Yes, there are British immigrants there but not too many. It's a very pleasant, middle-class area, nothing like the usual stereotypical images of the CdS. It's a thirty-minute walk/ten minute drive from the beach and has a good mix of property types.

No way could it be described as 'Little Britain'.


----------



## jimenato (Nov 21, 2009)

I wonder if Mary and I know the same El Paraiso...
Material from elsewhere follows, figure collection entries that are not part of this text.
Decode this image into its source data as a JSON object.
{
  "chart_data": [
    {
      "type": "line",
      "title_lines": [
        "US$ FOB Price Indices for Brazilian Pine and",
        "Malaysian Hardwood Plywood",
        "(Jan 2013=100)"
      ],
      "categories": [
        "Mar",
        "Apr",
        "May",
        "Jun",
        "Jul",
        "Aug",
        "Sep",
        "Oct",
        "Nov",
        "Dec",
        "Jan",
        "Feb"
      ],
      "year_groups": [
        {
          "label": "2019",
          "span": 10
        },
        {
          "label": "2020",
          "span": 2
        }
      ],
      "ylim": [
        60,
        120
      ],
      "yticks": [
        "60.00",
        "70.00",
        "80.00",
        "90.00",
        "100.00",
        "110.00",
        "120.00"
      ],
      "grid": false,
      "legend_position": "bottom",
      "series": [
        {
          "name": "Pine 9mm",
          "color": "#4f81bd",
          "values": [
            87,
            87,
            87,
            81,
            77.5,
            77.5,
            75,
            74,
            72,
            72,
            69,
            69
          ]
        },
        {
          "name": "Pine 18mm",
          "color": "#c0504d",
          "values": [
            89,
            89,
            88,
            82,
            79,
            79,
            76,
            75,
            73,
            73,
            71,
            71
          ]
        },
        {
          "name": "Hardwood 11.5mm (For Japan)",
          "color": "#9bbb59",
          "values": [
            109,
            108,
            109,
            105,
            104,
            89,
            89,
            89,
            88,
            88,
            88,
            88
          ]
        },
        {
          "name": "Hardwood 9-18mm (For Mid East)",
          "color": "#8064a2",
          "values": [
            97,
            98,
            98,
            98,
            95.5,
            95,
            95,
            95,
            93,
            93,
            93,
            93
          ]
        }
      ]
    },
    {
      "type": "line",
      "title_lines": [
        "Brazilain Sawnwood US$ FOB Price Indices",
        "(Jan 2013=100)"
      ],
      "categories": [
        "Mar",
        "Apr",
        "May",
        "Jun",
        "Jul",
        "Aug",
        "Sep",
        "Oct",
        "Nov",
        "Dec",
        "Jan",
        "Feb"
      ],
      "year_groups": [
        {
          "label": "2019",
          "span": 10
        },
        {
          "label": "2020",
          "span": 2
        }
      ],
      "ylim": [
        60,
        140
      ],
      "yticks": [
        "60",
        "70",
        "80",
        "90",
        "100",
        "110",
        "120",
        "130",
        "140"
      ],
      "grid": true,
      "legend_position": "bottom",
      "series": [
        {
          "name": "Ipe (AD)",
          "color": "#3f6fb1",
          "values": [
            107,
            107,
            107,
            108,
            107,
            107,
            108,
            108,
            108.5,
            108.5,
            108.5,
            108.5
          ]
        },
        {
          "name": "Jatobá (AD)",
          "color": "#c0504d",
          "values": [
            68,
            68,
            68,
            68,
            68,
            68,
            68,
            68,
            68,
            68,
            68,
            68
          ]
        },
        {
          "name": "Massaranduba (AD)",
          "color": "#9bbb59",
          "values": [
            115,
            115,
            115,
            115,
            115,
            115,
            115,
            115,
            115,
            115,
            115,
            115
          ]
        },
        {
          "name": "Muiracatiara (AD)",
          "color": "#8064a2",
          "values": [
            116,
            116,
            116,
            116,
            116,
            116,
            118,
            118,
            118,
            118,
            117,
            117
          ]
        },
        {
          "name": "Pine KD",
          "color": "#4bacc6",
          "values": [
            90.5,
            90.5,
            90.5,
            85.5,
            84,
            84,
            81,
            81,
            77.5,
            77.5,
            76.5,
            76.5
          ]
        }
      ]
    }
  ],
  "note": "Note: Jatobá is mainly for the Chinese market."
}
As far as I am aware it comprises everything from El Paraiso Golf to the coast and includes the area of bars and restaurants known as Benavista. It is a large area which has varied housing including large villas with pools to small townhouses. It straddles the N340. Benavista is known locally as Little England and has such establishments as Rooftops Sports Bar, The Queen Vic, Bernies Golf Bar and Grumbles Karaoke Bar and Restaurant. 

I rather like it.

Here are some Google Maps images ...

Google Maps

Google Maps


----------



## markbrin1984 (Feb 5, 2013)

Hello

Thanks for the info.


----------



## jimenato (Nov 21, 2009)

In case I wasn't clear, I consider much of El Paraiso to be very nice indeed.


----------



## mrypg9 (Apr 26, 2008)

I didn't realise it stretched that far... I only know the part where our friends live, with the big houses near the golf club where my son sometimes plays when he comes....that's how I know it.
I don't like Benavista which really is 'Little Britain'.


----------